Anziana di 87 anni raggirata da una fantomatica volontaria. La nipote: fuggita su un’auto bianca

AVEZZANO. Entra in casa di un’anziana facendole credere di essere una volontaria della Asl, ma la raggira rubandole oro e gioielli per un valore di circa 15mila euro. È accaduto ieri mattina ad Avezzano, nell’abitazione in via Don Minzoni, di Anita Leonio, 87 anni, ancora molto provata da quanto subito.

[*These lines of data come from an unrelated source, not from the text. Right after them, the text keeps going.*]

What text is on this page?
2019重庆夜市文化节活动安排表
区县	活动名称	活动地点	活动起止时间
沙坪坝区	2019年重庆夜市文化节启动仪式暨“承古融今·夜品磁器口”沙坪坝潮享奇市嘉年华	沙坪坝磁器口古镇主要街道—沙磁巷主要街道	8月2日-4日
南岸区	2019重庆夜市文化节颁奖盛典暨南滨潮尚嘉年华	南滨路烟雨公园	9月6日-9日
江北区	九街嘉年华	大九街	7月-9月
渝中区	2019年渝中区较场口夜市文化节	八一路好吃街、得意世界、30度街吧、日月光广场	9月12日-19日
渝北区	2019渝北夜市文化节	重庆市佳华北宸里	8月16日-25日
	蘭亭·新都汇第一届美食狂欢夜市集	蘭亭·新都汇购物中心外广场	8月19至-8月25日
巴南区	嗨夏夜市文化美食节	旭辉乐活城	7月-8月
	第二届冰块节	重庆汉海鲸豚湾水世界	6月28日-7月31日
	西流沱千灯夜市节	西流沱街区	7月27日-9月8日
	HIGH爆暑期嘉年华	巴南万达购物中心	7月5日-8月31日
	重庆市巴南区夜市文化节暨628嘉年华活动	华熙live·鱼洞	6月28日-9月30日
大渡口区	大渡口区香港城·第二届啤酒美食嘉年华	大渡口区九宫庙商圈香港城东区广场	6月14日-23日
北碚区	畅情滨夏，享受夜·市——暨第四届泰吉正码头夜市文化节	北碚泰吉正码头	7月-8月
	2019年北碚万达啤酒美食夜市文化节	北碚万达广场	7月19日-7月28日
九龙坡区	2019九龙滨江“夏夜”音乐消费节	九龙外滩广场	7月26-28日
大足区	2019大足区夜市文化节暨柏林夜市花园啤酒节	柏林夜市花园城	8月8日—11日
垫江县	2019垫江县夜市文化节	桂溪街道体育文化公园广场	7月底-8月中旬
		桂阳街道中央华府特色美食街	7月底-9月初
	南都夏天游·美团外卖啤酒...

Intorno alle 9.30 la donna era sola in casa, in quanto il marito, come tutte le mattine era andato a camminare sul Monte Salviano. «Una donna ha suonato alla porta» racconta la nipote «mia nonna non sapeva chi era e quindi non voleva farla entrare. Lei però le ha dato una piccola spinta per farla indietreggiare. Una volta in casa le ha spiegato che doveva farle una visita per conto della Asl. L’ha fatta sedere contro un angolo della casa» continua la giovane «non permettendole di avere la visuale della casa, le ha guardato e toccato le gambe e le braccia e durante la finta visita, non si è mai tolta gli occhiali da sole e il cappello. Era ben vestita, alta e parlava perfettamente l’italiano. Solo quando è rientrato mio nonno, più tardi, hanno capito entrambi cosa fosse accaduto in casa. Perché mentre lei era di schiena nell’abitazione è entrata sicuramente un’altra persona che intanto è andata furbamente in camera da letto. Mio nonno si è accorto che nel portafoglio che aveva lasciato a casa dentro ai pantaloni mancavano 50 euro così è corso in camera e ha trovato tutte le scatoline che custodivano oro e preziosi svuotate».

«Il valore di quanto preso» dice la giovane «si aggira intorno ai 15mila euro». Purtroppo la scoperta dell’accaduto c’è stata solo dopo qualche ora, intorno alle 11.30 e solo allora gli anziani hanno chiamato il 112 per chiedere l’intervento dei carabinieri. «La nonna ha raccontato che la donna, una volta uscita di casa, è salita su un’auto bianca» conclude la nipote, molto preoccupata per quanto ha dovuto subire l’anziana, «mai avrebbe immaginato che si trattasse di un raggiro, considerato come quella donna si muoveva e parlava. Le ha anche detto che aveva l’acqua alle ginocchia, cosa che non è vera». Sul posto sono arrivati i carabinieri del nucleo operativo e radiomobile, al comando del tenente Marco Mascolo. I militari hanno ricostruito un identikit della truffatrice e sono ora sulle sue tracce. (m.t.)